Robots & Rapiers

A lot of independent roleplaying games are designed with a very narrow narrative scope in mind, much to their advantage. I’ve complained before that the use of a universal system like d20 turns out less than optimal games. Focusing on a genre or subgenre allows you to work in mechanics that reinforce the kinds of stories you want to tell. Games like Sorcerer and My Life With Master take this concept even further—the stories those games are designed to create are constrained tightly by setting, characters, even (and especially) theme.
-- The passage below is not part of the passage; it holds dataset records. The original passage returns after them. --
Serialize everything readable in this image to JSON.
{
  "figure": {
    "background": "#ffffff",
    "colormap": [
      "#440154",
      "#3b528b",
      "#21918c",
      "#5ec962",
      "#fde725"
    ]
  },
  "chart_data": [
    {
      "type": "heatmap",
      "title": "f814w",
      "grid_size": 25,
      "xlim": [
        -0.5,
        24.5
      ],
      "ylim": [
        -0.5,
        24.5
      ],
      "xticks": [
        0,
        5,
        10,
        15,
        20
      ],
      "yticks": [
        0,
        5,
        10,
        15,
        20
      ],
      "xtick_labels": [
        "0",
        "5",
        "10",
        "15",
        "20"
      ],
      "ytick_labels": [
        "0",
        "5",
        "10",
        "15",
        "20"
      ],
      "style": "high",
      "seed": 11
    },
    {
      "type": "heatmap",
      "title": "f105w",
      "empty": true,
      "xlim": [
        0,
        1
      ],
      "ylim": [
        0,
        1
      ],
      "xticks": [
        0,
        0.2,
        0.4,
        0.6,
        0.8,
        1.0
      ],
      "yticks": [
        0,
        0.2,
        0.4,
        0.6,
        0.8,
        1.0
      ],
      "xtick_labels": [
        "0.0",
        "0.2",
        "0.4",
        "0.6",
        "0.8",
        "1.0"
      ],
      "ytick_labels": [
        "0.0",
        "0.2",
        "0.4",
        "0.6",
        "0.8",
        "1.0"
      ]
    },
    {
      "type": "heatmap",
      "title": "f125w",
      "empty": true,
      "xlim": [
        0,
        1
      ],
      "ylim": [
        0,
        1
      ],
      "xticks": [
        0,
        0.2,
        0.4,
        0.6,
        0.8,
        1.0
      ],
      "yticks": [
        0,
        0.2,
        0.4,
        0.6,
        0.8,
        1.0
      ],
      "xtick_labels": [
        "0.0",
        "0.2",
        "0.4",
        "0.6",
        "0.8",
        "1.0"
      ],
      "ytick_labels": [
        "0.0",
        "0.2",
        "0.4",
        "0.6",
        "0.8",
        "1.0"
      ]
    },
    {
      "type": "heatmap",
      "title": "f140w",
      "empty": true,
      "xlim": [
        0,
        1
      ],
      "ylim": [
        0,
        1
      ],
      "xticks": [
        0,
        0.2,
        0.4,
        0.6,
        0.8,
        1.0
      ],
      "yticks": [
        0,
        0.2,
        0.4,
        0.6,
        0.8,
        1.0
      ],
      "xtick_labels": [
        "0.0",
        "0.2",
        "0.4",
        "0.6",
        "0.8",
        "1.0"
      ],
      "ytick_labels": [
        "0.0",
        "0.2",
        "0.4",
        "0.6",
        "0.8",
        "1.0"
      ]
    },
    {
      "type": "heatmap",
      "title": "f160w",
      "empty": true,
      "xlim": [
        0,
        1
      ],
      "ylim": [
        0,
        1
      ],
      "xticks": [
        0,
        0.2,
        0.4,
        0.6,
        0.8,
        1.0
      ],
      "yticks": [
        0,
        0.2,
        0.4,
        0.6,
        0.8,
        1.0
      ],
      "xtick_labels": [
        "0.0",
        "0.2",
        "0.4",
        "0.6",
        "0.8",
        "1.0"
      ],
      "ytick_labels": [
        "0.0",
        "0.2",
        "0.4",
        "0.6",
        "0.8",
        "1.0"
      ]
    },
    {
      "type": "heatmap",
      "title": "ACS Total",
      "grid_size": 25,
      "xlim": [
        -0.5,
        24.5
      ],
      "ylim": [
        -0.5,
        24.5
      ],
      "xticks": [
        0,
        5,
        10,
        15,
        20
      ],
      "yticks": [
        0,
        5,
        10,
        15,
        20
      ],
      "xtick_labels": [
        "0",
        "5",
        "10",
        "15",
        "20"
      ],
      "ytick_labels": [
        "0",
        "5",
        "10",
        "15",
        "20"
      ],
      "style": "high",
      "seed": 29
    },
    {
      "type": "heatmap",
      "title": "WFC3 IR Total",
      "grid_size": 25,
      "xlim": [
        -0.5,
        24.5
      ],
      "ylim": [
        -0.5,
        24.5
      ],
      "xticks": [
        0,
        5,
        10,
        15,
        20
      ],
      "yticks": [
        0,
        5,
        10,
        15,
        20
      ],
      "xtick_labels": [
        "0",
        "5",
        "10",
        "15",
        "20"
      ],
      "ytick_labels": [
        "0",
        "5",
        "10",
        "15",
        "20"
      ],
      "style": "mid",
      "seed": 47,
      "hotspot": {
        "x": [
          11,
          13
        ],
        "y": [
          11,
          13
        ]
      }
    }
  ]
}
Another example of this type of game is currently in the works. Ralpha Mazza, co-author of the excellent storytelling game Universalis, has released a playtest version of his new RPG, Robots & Rapiers. It’s a game of android Musketeers. Sort of. The game takes places in a realm called Auvernais, which is your basic Alexander Dumas / Court of the Sun King milieu, except that it’s inhabited entirely by robots who are programmed to believe that they really are the colorful characters they’re portraying. But a small number of robots (including, naturally, the player characters) are slowly becoming aware that they inhabit nothing more than a gigantic, ultra-immersive theme park designed to entertain the humans, who haven’t visited in a century because the planet Auvernais has been out of contact with the rest of the galaxy due to war. The robots keep up their roles in their fictional world because it’s what they’re programmed to do. The story of the game is the story of the characters gradually breaking free of their programming, attaining true sentience, and then deciding what to do about it.

It’s so wacky, and yet so clearly defined, that I suspect it’ll make a fine game. It incorporates some clever mechanics, especially the the counterbalanced traits of Role and Self-Awareness. Robots, it turns out, make great RPG characters, since the necessity of boiling down a personality into a bunch of quantifiable attributes isn’t near as egregious when you’re dealing with a mechanical entity in the first place. Definitely a game to watch—the current version is definitely a rough draft, but one full of potential.